The relationship between DC Maeve Kerrigan and DI Josh Derwent is a complicated one and it would be so easy for Jane Casey to fall back on the underlying sexual tension theme and yes, there is certainly a frisson of something. These two spar and parry and bring the best out in each other but they would fight to the death to watch each others backs.. A chemistry undoubtedly, but an unusual and intriguing one for two colleagues.

In Maeve’s interactions with the new DCI,  the author displays a thoughtful appreciation of the sacrifices that are necessary for a woman to get to the top of  a police force and just what a lonely and unenviable position that can be.
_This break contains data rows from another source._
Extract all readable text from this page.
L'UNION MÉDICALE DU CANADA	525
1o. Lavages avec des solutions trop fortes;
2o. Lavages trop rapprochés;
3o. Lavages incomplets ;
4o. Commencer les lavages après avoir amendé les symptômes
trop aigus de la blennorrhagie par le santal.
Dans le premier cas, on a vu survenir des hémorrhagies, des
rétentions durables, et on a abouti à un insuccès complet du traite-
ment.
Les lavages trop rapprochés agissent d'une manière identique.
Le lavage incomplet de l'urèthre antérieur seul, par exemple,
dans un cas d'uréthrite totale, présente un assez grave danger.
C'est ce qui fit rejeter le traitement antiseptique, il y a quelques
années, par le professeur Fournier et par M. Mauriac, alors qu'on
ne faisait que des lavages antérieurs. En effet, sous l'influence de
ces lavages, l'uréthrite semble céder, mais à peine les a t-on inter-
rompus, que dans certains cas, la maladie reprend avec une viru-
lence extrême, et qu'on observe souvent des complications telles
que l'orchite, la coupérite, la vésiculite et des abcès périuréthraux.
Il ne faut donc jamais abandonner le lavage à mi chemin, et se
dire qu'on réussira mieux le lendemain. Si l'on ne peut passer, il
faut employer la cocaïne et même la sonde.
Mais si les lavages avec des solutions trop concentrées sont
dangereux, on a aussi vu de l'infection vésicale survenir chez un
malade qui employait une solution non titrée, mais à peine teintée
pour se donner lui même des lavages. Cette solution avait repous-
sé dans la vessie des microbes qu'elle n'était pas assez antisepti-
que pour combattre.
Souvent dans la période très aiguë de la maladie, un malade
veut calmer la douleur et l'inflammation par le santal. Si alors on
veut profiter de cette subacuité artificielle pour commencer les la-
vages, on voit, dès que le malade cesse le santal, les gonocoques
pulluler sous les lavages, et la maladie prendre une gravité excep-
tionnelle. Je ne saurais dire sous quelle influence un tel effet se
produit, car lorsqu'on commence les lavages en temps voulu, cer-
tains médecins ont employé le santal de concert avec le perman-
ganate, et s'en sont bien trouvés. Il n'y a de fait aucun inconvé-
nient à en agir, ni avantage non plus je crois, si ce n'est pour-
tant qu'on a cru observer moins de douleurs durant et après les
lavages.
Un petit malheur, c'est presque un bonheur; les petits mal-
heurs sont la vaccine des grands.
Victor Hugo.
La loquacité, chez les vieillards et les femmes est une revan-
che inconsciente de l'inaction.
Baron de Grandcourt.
Likewise in the case of domestic violence Casey recognises the weariness of the officers that make up the unit and how easy it is to become jaded. When Maeve acknowledges that many perpetrators do stay under the radar by controlling and manipulating within limits the work of the officers is brought into sharp focus.   The Justice for Levon campaign has overtones to similar situations which have occurred in London and again Jane Casey does a fine job in portraying the simmering tension that this can bring to such a diverse community.

If you are one of those readers who are confounded by the popularity of the police procedural genre, this is a brilliant example of what attracts a legion of followers. Smart, on the money dialogue, well paced and with a brilliant human interest and relationship element After The Fire will set your heart pumping. For those who need convincing of the appeal of the novels read the likes of Jane Casey and Eva Dolan for a sense of what keeps the genre fresh and fulfilling for so many. With a well researched plot and an understanding of the goings on behind the dark web which have an ever increasing role amongst the criminal fraternity, After The Fire proves that Jane Casey is an author with her finger very much on the pulse!

A compulsive novel in which the clues are all there for the readers, but separating the truth from the lies amid Murchison House and the Maudling Estate is one hell of a job.. As Kerrigan comments points out to Derwent as one stage,

“You’re always trying to get a reaction and it’s exhausting.”

Admittedly this is true but it makes for an incredible sideshow which injects the sparkle into this tale and the rapport and banter between these two make for a formidable partnership. An accomplished story which brings each of the threads to a satisfying conclusion and makes for a wonderful read. Kerrigan and Derwent combine to keep each other on the straight and narrow and this will not be my last encounter with the pair.

An exemplary police procedural and now time for a scramble to order the earlier outings of Maeve Kerrigan pronto.